This one is tricky.
Let me state that I am American, and while I don't see what that has to do with anything, out side of the legal stuff, it seems important to you, so, take that into consideration.
It's hard to tell where to start. I would start by explaining to my child that these things happen. That not all people are good, and that not all people are bad. Sometimes with think someone is our friend and they turn out to be a bad person. I would also stress that because a friend did a bad thing, that doesn't make them a bad person all the way around, and it doesn't make them not a friend. I would stress that a person can be a friend even if they do bad things or are a bad person, and that is one of the most complicated things about friendship. I would also stress that she (Angela) needs to think on it, and really decide if she want's to remain friends with someone that has such a different out look on things. I would try to stress, using other real world examples, that people's morality is often different and that while Angela thinks what happened is a bad thing her friend may not see it as a bad thing. I would stress that dealing with these types of complications are part of what it means to be an adult, and that she is becoming an adult.
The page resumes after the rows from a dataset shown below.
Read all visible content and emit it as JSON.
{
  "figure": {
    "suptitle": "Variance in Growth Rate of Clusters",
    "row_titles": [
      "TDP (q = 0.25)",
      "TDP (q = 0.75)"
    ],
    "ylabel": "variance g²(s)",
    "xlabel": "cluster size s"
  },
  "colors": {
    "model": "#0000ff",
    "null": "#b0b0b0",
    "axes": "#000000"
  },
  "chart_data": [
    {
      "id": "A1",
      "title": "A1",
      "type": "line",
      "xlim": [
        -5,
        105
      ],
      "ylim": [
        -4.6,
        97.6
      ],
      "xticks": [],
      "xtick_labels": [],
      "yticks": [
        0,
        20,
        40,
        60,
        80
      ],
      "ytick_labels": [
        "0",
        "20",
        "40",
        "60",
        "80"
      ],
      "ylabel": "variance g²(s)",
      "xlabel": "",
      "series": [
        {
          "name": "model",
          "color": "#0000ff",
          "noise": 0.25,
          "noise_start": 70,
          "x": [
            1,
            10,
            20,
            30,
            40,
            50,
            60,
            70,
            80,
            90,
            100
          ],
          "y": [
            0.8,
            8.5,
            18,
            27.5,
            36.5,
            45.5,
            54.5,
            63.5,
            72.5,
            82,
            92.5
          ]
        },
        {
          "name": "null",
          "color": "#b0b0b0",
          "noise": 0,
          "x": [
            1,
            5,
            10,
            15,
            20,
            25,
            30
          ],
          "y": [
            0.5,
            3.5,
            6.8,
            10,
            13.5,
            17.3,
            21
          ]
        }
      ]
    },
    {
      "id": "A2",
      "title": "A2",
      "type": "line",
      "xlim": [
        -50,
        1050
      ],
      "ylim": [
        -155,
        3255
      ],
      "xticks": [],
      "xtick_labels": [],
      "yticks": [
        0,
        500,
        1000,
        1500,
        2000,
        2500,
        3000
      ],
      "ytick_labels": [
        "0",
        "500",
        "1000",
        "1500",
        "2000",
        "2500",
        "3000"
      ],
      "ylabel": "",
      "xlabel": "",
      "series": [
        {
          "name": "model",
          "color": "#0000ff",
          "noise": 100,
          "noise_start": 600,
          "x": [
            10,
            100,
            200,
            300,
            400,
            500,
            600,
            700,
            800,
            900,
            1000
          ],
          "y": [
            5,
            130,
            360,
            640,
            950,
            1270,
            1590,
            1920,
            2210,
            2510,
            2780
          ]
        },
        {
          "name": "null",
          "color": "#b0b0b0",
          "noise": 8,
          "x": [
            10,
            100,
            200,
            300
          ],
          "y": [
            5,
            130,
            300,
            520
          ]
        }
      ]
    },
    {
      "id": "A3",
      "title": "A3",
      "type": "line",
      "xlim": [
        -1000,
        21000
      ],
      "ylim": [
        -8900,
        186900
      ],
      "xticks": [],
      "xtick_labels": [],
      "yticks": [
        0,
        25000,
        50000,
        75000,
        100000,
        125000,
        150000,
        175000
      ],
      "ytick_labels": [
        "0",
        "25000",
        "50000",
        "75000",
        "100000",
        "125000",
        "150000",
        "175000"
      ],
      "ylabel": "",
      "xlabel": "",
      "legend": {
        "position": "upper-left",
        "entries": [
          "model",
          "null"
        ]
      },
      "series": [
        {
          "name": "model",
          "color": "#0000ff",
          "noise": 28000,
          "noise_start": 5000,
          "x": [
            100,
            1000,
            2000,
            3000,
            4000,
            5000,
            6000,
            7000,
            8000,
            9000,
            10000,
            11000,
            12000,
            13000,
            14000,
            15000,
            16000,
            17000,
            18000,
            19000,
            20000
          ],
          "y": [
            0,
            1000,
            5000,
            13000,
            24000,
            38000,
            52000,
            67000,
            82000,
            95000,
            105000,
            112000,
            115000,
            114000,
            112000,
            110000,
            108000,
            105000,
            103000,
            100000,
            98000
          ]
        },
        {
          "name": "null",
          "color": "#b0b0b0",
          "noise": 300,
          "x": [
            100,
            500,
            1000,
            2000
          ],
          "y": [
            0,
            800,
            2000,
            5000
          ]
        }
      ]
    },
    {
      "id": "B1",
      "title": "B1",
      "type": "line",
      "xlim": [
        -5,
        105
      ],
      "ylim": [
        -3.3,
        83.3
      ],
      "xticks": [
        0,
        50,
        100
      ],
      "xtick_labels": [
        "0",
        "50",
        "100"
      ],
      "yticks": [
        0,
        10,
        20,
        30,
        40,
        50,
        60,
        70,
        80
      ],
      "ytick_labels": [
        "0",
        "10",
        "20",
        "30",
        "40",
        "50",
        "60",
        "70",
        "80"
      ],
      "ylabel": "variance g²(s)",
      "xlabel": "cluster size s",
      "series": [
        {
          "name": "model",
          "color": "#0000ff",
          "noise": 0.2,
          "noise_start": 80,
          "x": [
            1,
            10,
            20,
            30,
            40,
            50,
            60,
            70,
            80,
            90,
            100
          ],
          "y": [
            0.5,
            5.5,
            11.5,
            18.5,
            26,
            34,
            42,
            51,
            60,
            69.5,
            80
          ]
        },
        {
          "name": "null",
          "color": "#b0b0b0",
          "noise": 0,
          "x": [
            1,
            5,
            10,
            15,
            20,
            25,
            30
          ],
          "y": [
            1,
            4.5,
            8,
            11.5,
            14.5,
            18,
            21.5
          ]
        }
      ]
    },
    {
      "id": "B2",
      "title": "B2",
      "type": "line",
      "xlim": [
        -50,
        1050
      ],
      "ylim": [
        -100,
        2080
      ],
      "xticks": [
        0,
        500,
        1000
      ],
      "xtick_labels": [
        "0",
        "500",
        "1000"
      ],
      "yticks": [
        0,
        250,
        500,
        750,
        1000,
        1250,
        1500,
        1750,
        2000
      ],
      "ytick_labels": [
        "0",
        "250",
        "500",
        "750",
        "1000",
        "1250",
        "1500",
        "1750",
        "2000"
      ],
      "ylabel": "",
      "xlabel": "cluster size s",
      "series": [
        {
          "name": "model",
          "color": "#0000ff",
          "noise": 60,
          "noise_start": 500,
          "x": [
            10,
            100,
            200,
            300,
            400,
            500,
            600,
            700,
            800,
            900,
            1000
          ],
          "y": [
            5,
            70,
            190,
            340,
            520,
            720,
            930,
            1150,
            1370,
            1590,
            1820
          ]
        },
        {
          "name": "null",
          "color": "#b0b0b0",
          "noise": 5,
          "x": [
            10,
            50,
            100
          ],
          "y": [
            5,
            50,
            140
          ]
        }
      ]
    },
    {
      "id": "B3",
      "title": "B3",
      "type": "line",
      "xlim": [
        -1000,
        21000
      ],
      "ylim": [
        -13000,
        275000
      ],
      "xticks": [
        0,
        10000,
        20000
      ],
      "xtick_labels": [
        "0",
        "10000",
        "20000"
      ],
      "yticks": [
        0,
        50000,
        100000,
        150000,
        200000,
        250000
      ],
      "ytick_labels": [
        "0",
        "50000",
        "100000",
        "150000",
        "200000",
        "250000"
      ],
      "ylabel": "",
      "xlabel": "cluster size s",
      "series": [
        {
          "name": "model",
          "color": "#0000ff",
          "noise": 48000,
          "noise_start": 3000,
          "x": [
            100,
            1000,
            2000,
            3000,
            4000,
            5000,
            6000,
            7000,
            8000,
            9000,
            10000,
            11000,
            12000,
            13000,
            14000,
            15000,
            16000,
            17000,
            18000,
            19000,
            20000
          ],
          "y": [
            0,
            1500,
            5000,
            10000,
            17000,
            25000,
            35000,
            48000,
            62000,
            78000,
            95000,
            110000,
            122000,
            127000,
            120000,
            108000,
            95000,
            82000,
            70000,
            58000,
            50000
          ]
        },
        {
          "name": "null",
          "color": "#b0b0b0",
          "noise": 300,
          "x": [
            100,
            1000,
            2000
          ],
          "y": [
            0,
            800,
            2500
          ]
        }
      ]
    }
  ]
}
That should address the "she did bad stuff" part of the problem. Next up is the betrayal. "My fiend has cancer" would really stress most of us. We would worry about them, and spend some time wondering about their future. I would try to explain that she (Angela) needs to really consider if she can trust her friend any more, and if not, how are they going to continue to be friends? I would tell Angela some stories from my past, where I had to deal with similar betrayal. The general idea is to let her know she is not alone in this and it happens to all of us. All of us had to deal with something like this (the loss of trust), and Angela needs to know that. She needs to know that it's not something she did or some fault of hers, but just part of being an adult.
Next up, I would (maybe you would not) stress that she needs to do the legal thing. Friend or not, she has a legal responsibility to report the information to the police. This will be stressful for her, but important. It will create a "break" of responsibility. A clear line of "Look, your my friend, but I can not support, and will not support you breaking the law and defrauding people." This will allow Angela, in time, to be able to say, "I did the right thing, even if she didn't." Everyone feels different about this part, and that's ok. You will have to decide what's right for your family. I believe in "The only thing necessary for the triumph of evil is for good men to do nothing. (Edmund Burke)" but you may take a different approach. The important thing is that Angela feel that she is doing what is right, even though that may be against the friendship. This will be hard for her.
The last part if this is "She said she's had nightmares and flashbacks about this since Tuesday." That is pretty troubling. First you need to decide if that is a real thing or not. I doubt "flashbacks". That may be being over dramatic. Anyone that has real flashbacks because of something like this needs some help adjusting and it may be time to see a psychiatrist. Remember that flashbacks are a symptom of serious mental health issues. That being said, shes 14 and probably just doesn't know how to describe what she is feeling and has picked a word that she has seen on TV or in books. If you decide that she is having real flashbacks then do see a therapist. Nightmares would be much more understanding. We dream to learn. As this is the first time she has had to deal with this, it's normal that she have dreams about it, specially while she is trying to figure out what she should do and what it means.
Unfortunately with nightmares, there's not much to do. Make sure she goes to bed happy. Amp up the new experiences so that she has more to process in her sleep. But remember that dreaming is a natural way for our minds to figure out stuff. Nightmares are just bad dreams. So this is not surprising. I would tell her, that it's normal. I would share with her a time that I had nightmares, and explain that there a natural way to figure out things. In the morning, I would try and talk to her about them, and more importantly how she feels about what happened in them. She is a teenager, so that may not work, but it's worth a try.
When it comes to hanging out with Laura, take a break. No matter what is decided about continuing the friendship, taking a break is not a bad idea. I would go with, internal to the family, "While you decide what you want to do about your friendship with Laura, we will just take a break from them. No harm in that. Friends take breaks at times." I would try to emphises that it's Angela's decision, and that you will support her either way. I would also stress that you have to make decisions as the parent, so there may be some new restrictions no matter what, but that you will support Angela's decision either way. You need to be careful not to turn this into "Wow I wish we could hang with Laura's parents but noooo you had to go and make x decision." While you may never actually do that, you need to make sure you don't come off like that. The idea is to support her decision regarding the continued friendship, but also make sure that Angela and the rest of your family are safe.